José Miguel Pinto dos Santos
Observador 20151109

Já Paul Samuelson (1915-2009) perguntava: “de que serve a um jovem saber que um empregador lhe pagará um salário mínimo elevado se esse salário mínimo lhe impede de obter emprego?”
O aumento do salário mínimo é uma medida apropriada para a promoção da exclusão social dos mais desfavorecidos. É o equivalente económico ao alongamento do espelho das escadas numa residência para a terceira idade: torna mais difícil aos mais fracos manterem-se ou tornarem-se autónomos. As únicas explicações para a sua implementação são ou ignorância da realidade económica ou o desejo político de cavar um fosso ainda maior entre os que conseguem rendimento pelo trabalho e os que o não conseguem. A sua implementação resultará no aumento do desemprego jovem e no de longa duração, assegurará a frustração pessoal de muitos, contribuirá para o défice do orçamento do Estado, e concorrerá para o empobrecimento económico nacional. Mas o mais importante é que tornará a nossa sociedade economicamente menos justa, menos equitativa e menos igualitária.

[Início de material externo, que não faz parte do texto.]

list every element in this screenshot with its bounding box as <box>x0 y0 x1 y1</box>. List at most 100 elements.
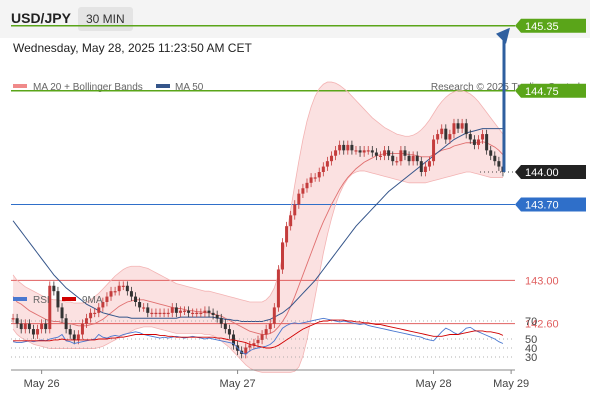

O salário mínimo não garante emprego a ninguém, apenas assegura que quem consegue emprego será pago, no mínimo, esse montante. O que pode esperar um jovem sem qualificações especiais quando procura o primeiro emprego? Para além de uma remuneração monetária, através da experiência laboral poderá ganhar um conjunto de competências técnicas, humanas e sociais que nenhuma escola lhe poderá transmitir. Será socializado, obterá alguma autonomia económica e encontrará a dignidade que o trabalho dá aos humanos.
O salário mínimo torna, na prática, tudo isto impossível para os que querem entrar no mercado de trabalho com menos educação, com menos competências, e com menos conexões sociais e familiares relevantes, que são precisamente aqueles que provêem de meios socioeconómicos mais desfavorecidos. O que acontece hoje a um jovem se proponha trabalhar por 400 euros e a se desenvolver pelo trabalho? Ser-lhe-á dito pelas empresas: “se fosse possível teríamos todo o gosto em o ter connosco nessas condições, mas é ilegal; portanto não o podemos contratar.” Por esta razão Paul Samuelson (1915-2009) perguntava: “de que serve a um jovem saber que um empregador lhe pagará um salário mínimo elevado se esse salário mínimo lhe impede de obter emprego?” E o que acontece hoje a quem estaria disposto a receber 400 acontecerá amanhã ao que estiver preparado a receber 500: o primeiro degrau a galgar é cada vez mais alto.
O que perde portanto o nosso jovem? Perde, primeiro, dinheiro. É obrigado, depois, a perder tempo no desemprego. E ao perder tempo no desemprego perde uma quantidade enorme de coisas boas: perde a oportunidade de aprender a lidar com um chefe, quando ainda é novo e flexível e capaz de o aprender, perde o ensejo de afinar as capacidades de trabalhar em equipa, de saber o que é aceitar responsabilidade, de ganhar experiencia no fazer, de desenvolver independência no viver. Numa palavra perde a possibilidade de crescer como indivíduo social. E tudo isto que perde lhe seria útil para no futuro poder continuar a progredir profissional e socialmente, e fundamental para lhe permitir tornar-se um cidadão responsável, solidário e contributivo. Portanto não é só ele que perde: perde toda a sociedade.
Há mais argumentos contra o salário mínimo. Mas o seu carácter anti-social devia ser suficiente para levar à sua abolição.